To say Petit was united in spirit with the towers would be an understatement. "They were alive, the towers. They had a spirit," Petit would later say. "Not many people know it."
Petit's hire-wire performance made headlines around the world, and his act helped connect the towers to the public. No longer were the towers two monoliths that pushed city life away: Petit's act made them an integral part of his art form.
The second humanizing event in the towers' history was the opening of the World Trade Center's Observation Deck in the South Tower on the 107th and 110th Floors.
Even people who scoffed at the WTC as folly, as a colossal mistake in overbuilding, conceded that yes, they had visited the Observation Deck. The thinking among many of these critics, many of them grizzled New Yorkers, went along the lines of "Yes, I visited the Observation Deck. I opposed the building of the towers, but they built the darn thing with my taxpayer dollars, so I figured I might as well go see what I paid for and see the view."
And, of course, the views were breathtaking.
Don't misunderstand, the views are wonderful from the Empire State Building, as well, but the towers, positioned near New York Harbor, offered stunning, up-close views of the Statue of Liberty to the west, the Brooklyn Bridge to the east, New York harbor to the south, and to the north, of the majestic Midtown Manhattan skyline -- and it was a kick to be in a building in which you could see the Empire State Building, more or less on an even level, four miles to the north. No question, the Observation Deck erased most of the resistance many New Yorkers' felt about the towers.
The third humanizing event in the towers' history was, of course, the opening of the Windows on the World Restaurant complex in the North Tower on the 106th and 107th floors. It contained a main restaurant, a smaller restaurant, called Wild Blue, and a bar called The Greatest Bar on Earth.
Dinners at Windows on the World were always noteworthy occasions -- they offered similar breathtaking views during the day, and romantic, skyline-lit views at night.
The Towers: Full of Life
In short, the towers, despite their difficult beginning, grew on New Yorkers, and were interwoven into the landmarks and attractions that define New York.
What's more, the economic, social, and cultural renaissance triggered by 1980s growth and then by the technology boom in the 1990s -- the "Roaring '90s" -- would later fill the towers with more than enough private sector tenants. In fact, so many businesses were being formed and/or expanding and the city's economy was so strong that Manhattan, as in other economic booms, once again became short of office space.

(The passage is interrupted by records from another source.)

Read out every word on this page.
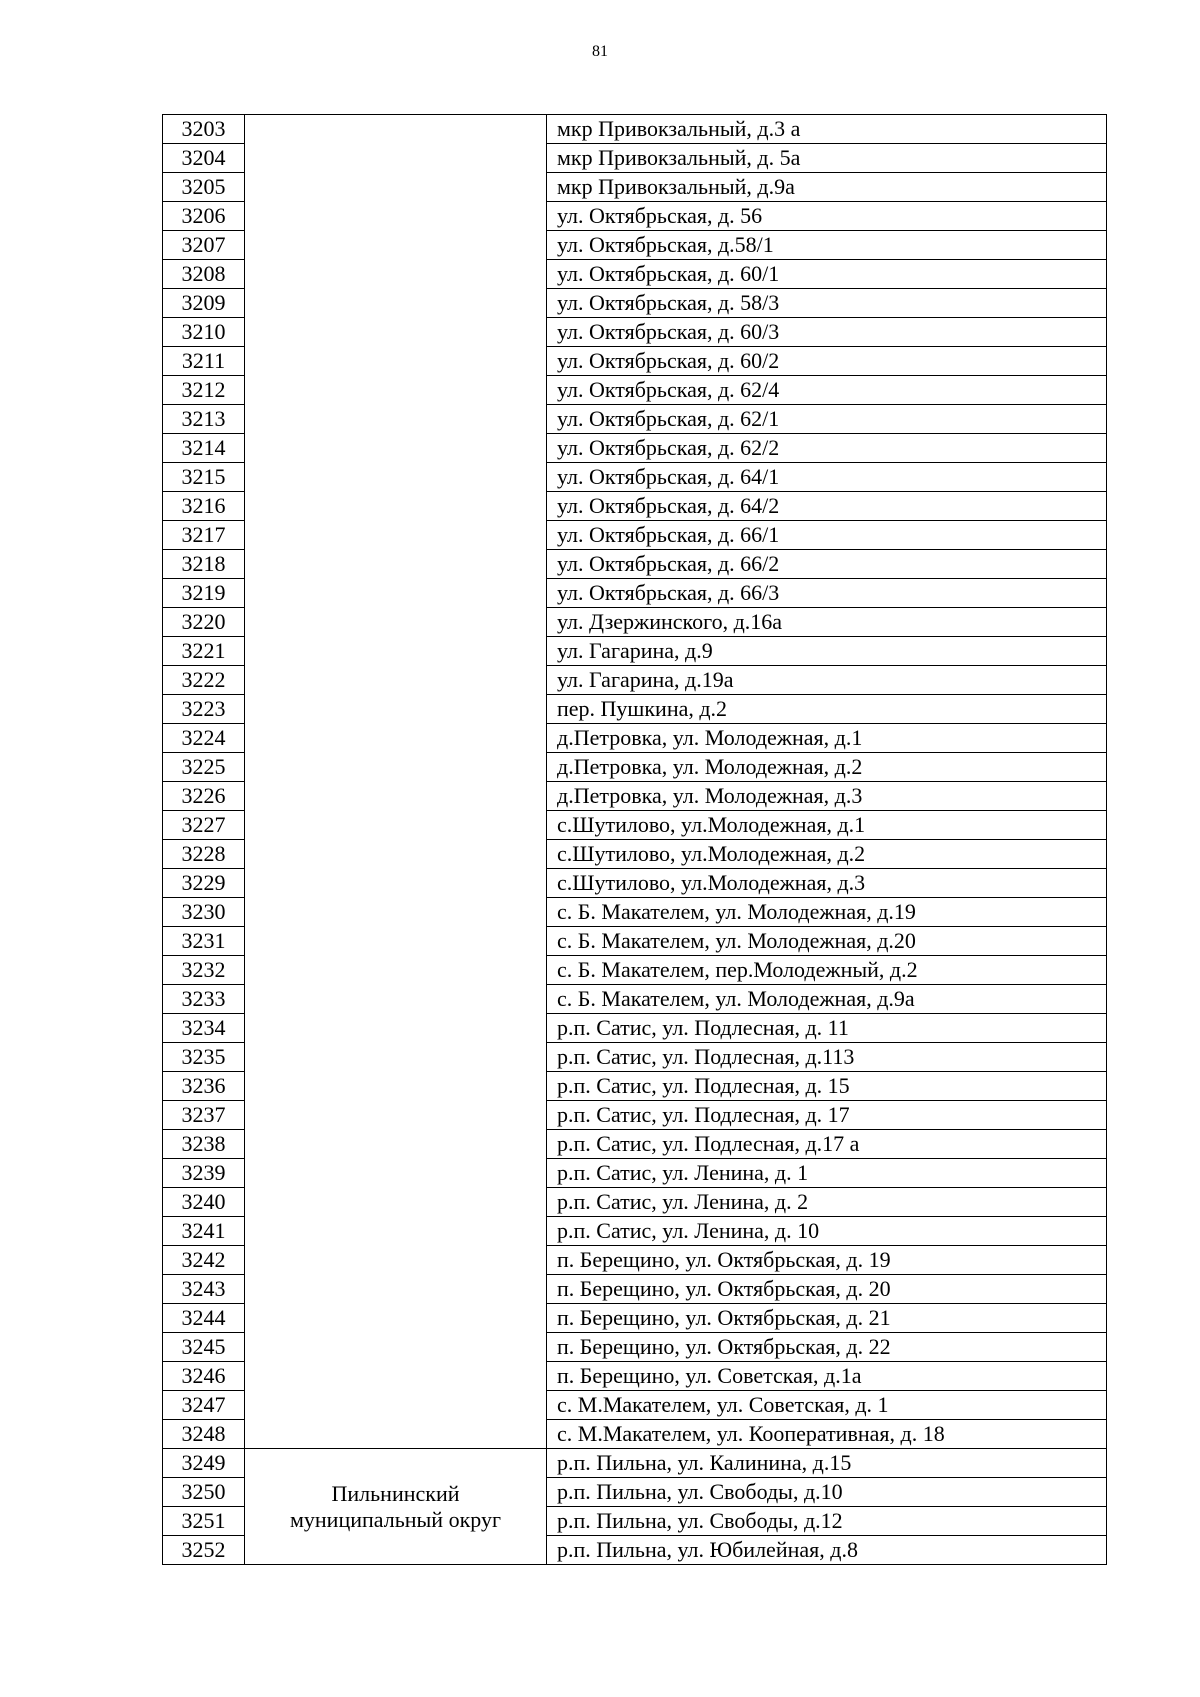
81
3203		мкр Привокзальный, д.3 а
3204		мкр Привокзальный, д. 5а
3205		мкр Привокзальный, д.9а
3206		ул. Октябрьская, д. 56
3207		ул. Октябрьская, д.58/1
3208		ул. Октябрьская, д. 60/1
3209		ул. Октябрьская, д. 58/3
3210		ул. Октябрьская, д. 60/3
3211		ул. Октябрьская, д. 60/2
3212		ул. Октябрьская, д. 62/4
3213		ул. Октябрьская, д. 62/1
3214		ул. Октябрьская, д. 62/2
3215		ул. Октябрьская, д. 64/1
3216		ул. Октябрьская, д. 64/2
3217		ул. Октябрьская, д. 66/1
3218		ул. Октябрьская, д. 66/2
3219		ул. Октябрьская, д. 66/3
3220		ул. Дзержинского, д.16а
3221		ул. Гагарина, д.9
3222		ул. Гагарина, д.19а
3223		пер. Пушкина, д.2
3224		д.Петровка, ул. Молодежная, д.1
3225		д.Петровка, ул. Молодежная, д.2
3226		д.Петровка, ул. Молодежная, д.3
3227		с.Шутилово, ул.Молодежная, д.1
3228		с.Шутилово, ул.Молодежная, д.2
3229		с.Шутилово, ул.Молодежная, д.3
3230		с. Б. Макателем, ул. Молодежная, д.19
3231		с. Б. Макателем, ул. Молодежная, д.20
3232		с. Б. Макателем, пер.Молодежный, д.2
3233		с. Б. Макателем, ул. Молодежная, д.9а
3234		р.п. Сатис, ул. Подлесная, д. 11
3235		р.п. Сатис, ул. Подлесная, д.113
3236		р.п. Сатис, ул. Подлесная, д. 15
3237		р.п. Сатис, ул. Подлесная, д. 17
3238		р.п. Сатис, ул. Подлесная, д.17 а
3239		р.п. Сатис, ул. Ленина, д. 1
3240		р.п. Сатис, ул. Ленина, д. 2
3241		р.п. Сатис, ул. Ленина, д. 10
3242		п. Берещино, ул. Октябрьская, д. 19
3243		п. Берещино, ул. Октябрьская, д. 20
3244		п. Берещино, ул. Октябрьская, д. 21
3245		п. Берещино, ул. Октябрьская, д. 22
3246		п. Берещино, ул. Советская, д.1а
3247		с. М.Макателем, ул. Советская, д. 1
3248		с. М.Макателем, ул. Кооперативная, д. 18
3249	Пильнинский муниципальный округ	р.п. Пильна, ул. Калинина, д.15
3250		р.п. Пильна, ул. Свободы, д.10
3251		р.п. Пильна, ул. Свободы, д.12
3252		р.п. Пильна, ул. Юбилейная, д.8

Of course, as the United States' economic system would come to dominate much of the world through the start of economic globalization in the second half of the 1990s, the towers became a symbol not only for New York, but also for the United States, for capitalism, for the cosmopolitan/urban life, for modernity itself.
In other words, as the sun rose on that clear blue sky, late-summer day in September, more than a decade ago, the Twin Towers of the World Trade Center had achieved more than even the complex's original designers had hoped: they had become interwoven commercially, socially, and culturally with New York, the United States, and the modern world. They were filled with the life of the world on that day.
Note: This article first appeared on September 9, 2011.